Auf einer Corona-Demo in Münster lieferte sich ein Polizist ein Wortgefecht mit einem Demonstranten. © Felix Kästle/dpa

Bei einer Corona-Demo in Münster kam es zum Wortgefecht zwischen einem Polizisten und Demonstranten. Twitter-Nutzer reagierten auf die Szene aus dem „Spaziergang“.

Münster/München - Die Corona-Maßnahmen in Deutschland werden regelmäßig als Anlass für Demonstrationen genommen. Im Zuge der Pandemie gehören diese schon fast zum Alltag in vielen deutschen Städten. Dabei sind sie meistens unangemeldet und resultieren zum Teil auch in Auseinandersetzungen mit der Polizei.

Die Gegner von Corona-Maßnahmen haben nun das Format der sogenannten „Spaziergänge“ entwickelt. In erneut unangemeldeten Kolonnen ziehen sie durch die Innenstädte. Ein solcher Spaziergang fand auch in Münster statt. Dort kam es zu einer verbalen Auseinandersetzung zwischen einem Polizisten und Demonstranten. Der Polizist erhielt vor allem auf Twitter Unterstützung.

Corona-Demo in Münster: Polizei stoppt unangemeldeten „Spaziergang“ - Beamter macht eindeutige Ansage

Bei dem Video, das in kurzer Zeit viral ging, handelt es sich um einen Ausschnitt aus einem Bericht der „Tagesschau“ zu dem „Spaziergang“ in Münster. Die Versammlung war unangemeldet, weshalb die Polizei eingriff. Die Demonstration wurde gestoppt, bis der Verantwortliche gefunden und die Situation geklärt wurde.

Indes ist auf dem Ausschnitt zu sehen, wie ein Teilnehmer der Versammlung mit einem Polizisten diskutiert und darauf besteht, dass die Demonstration nicht anmeldepflichtig sei, da man lediglich „spazieren“ wolle. „Aber schauen sie, die Leute, die wollen jetzt spazieren gehen“, behauptet der Mann, Das Wortgefecht vertieft sich, doch der Polizist gibt nicht nach und spricht Klartext.
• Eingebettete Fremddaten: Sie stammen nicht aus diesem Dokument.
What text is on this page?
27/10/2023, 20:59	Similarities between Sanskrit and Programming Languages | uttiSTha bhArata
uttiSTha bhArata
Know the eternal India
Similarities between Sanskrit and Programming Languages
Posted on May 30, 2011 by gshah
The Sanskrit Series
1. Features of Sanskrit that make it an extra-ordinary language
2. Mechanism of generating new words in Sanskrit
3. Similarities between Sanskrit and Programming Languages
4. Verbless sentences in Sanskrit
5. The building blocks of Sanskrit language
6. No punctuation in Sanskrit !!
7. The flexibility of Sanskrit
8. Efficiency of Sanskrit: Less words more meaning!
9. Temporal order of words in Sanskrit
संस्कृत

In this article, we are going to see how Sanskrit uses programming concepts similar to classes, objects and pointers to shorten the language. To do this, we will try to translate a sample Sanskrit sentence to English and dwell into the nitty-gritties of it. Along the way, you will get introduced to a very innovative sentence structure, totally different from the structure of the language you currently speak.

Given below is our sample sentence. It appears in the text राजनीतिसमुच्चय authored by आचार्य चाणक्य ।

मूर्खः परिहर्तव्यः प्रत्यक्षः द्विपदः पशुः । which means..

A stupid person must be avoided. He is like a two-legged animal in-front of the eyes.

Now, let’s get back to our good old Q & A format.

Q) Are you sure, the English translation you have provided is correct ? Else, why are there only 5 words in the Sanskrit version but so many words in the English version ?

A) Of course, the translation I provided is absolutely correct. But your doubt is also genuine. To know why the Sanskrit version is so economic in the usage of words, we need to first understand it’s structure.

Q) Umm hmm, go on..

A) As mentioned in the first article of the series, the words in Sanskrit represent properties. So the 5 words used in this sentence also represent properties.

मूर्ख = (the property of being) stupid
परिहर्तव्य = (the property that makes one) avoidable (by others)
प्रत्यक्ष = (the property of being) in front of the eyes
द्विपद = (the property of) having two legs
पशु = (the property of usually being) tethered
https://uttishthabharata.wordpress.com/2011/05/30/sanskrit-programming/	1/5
Vor laufender Kamera des Senders WDR antwortet er dem Mann: „Sie wollen nicht spazieren gehen, Sie wollen uns verarschen“. Als der Mann protestiert, hakt der Beamte weiter nach. „Doch, Sie wollen uns hier eindeutig an der Nase rumführen“, führt der Polizist an und fügt deutlich hinzu: „Das ist dummes Zeug“.

Corona-Demo: Beamter aus Münster erhält Unterstützung aus sozialen Medien - „Ehrenpolizist“

Schnell verbreitete sich der Ausschnitt in den sozialen Medien. Vor allem auf Twitter gab es überwiegend Zustimmung und Unterstützung für den Polizisten aus Münster. Nutzer bezeichneten den Beamten als unter anderem als „Cooler Cop“, „Ehrencop“ und „Ehrenpolizist“.

„Gut so. Sonst wird noch der Diebstahl zur ‚erweiterten Übertaschungsausleihe‘ oder der Mord zum ‘einseitig vorgezogenen Lebensende‘“, lautete die Einschätzung eines weiteren Nutzers. „Guter Typ, der Polizist. Mehr davon, bitte“, kommentierte ein anderer User unter dem Video. „Wenn alle so konsequent mit diesen Typen umgehen würden wie dieser Polizist hätten wir dieses Problem nicht in diesem Ausmaß“, führte wiederum ein weiterer Twitter-Nutzer an und ergänzte: „Man muss ihnen zeigen das man sich nicht am Nasenring durch die Manege ziehen lässt und auch nicht bereit ist das zu dulden.“

„Ich geh ja auch abends gern mal mit hunderten Fremden spazieren, hab zufällig Plakate und Banner dabei und entzünde gerne Fackeln vor Politikerwohnungen, an denen ich vorbei komme. Ist doch total normal“, schrieb ein Nutzer und kritisierte die „Spaziergänge“ auf ironische Art.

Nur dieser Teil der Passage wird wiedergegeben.